How to train agents on call center fraud detection
Poorly trained call center agents are easy targets for bad actors. Organizations must prepare for call center fraud with proper agent training and anti-fraud technologies.
Call center fraud is a reality that organizations must prepare for or risk considerable losses in time and money.
Organizations can drastically mitigate their vulnerability with the right blend of comprehensive agent training, well-documented processes and technology for call center fraud detection. To begin, call center staff needs to understand the key components of fraud detection, including the following:
- incentives behind call center fraud;
- popular fraud methods;
- tips for training agents in fraud detection; and
- technologies that help agents identify fraud.
Why do bad actors target call centers?
Call centers are popular targets for fraud because poorly trained agents are often vulnerable to manipulation. Unsuspecting agents make excellent attack vectors, as they are all that stand between a fraudster and customer accounts. Also, the call center's toll-free number can allow bad actors to easily and freely initiate numerous fraud attempts while maintaining anonymity, provided they use caller ID spoofing techniques.
The COVID-19 pandemic has also negatively affected fraud detection preparedness. Remote work has made it increasingly difficult for agents to receive proper fraud detection training or guidance from co-workers. As a result, they may struggle with remotely using anti-fraud tools.
Common types of call center fraud
While call centers face many types of fraud, the most common are identity theft, account takeover, stolen credit card information and attempts to receive free merchandise.
Identity theft. This fraud occurs when bad actors use stolen personal information of legitimate customers to access accounts for monetary gain. Agents may struggle to detect identity theft because the bad actors have accurate customer information.
Account takeover. This fraud involves attempts to transfer a customer account to the bad actor, who may change email address or login information to reset customer portal passwords.
Use of stolen credit card information. Fraudsters bombard call centers with attempts to buy goods and services with stolen credit card information. Because call centers don't require physical cards, bad actors can more easily make purchases with stolen information.
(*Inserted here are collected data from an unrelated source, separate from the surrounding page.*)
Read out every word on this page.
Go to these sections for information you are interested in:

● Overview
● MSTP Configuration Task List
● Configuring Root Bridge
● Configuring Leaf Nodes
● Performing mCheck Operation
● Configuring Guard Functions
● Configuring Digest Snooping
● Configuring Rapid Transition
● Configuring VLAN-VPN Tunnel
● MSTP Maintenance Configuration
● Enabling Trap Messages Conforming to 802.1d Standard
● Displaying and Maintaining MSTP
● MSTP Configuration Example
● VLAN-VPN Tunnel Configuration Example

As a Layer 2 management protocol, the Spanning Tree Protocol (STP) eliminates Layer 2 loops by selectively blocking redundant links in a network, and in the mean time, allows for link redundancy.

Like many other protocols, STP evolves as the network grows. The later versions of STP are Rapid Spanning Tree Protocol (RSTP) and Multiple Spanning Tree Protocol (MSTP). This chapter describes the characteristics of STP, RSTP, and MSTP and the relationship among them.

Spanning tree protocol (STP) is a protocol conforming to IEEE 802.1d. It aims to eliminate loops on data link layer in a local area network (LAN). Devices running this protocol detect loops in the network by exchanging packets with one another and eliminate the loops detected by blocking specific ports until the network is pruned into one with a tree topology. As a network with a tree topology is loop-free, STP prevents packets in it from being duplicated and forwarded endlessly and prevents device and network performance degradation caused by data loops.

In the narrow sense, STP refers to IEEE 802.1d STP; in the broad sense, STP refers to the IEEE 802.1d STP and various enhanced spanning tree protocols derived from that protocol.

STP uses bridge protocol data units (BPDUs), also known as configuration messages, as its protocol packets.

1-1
Attempt to receive free replacement items. Bad actors act as legitimate customers who purchased goods, then claim to have problems and request replacements. Retailers are the most common victims of this fraud, especially those with loose warranty and replacement policies.
Tips for identifying fraudulent callers
Bad actors use different fraud methods depending on their motivation or the type of call center business they target.
Common signs of fraud include the following:
- social engineering methods
- inability to answer questions
- long pauses before answering questions
- overly emotional conversations meant to evoke a reaction
- attempts to establish a relationship or rapport with a specific agent or manager
- inconsistency with customer history and documentation
- attempts to bypass customer service procedures
- suspicious activity that anti-fraud technologies identified
- attempts to bypass anti-fraud processes and technologies
Tools to identify fraud
Organizations that take call center fraud detection and prevention seriously shouldn't rely solely on agent training. Call center managers can integrate several technologies into most on-premises or distributed workforce call centers to enhance fraud detection.
Call source analytics. Emerging technologies can more accurately confirm a call's true source, as well as the type of device used. These attributes can tip off call center agents about whether the caller is a real customer or a bad actor in a known fraud location or using equipment common among fraudsters, such as caller ID spoofing and interactive voice response (IVR) probing tools.
Multilayered authentication. Multifactor authentication, AI and knowledge-based platforms can identify bad actors who impersonate legitimate customers. The technology platform inputs various data points and calculates a fraud risk score to inform the agent about next steps in the fraud prevention process.
Voice biometrics. Advanced audio biometrics can analyze a caller's voice, creating a new authentication layer for call centers and customers. Voice biometric SaaS providers let remote agents access these authentication services regardless of where they work.
Suspicious behavior detection. AI and machine learning techniques combine with fraud detection analytics tools to detect suspicious behavior, such as unusual calling patterns, IVR usage anomalies and other behavior-based indicators. The tool then decides if the call is legitimate or not.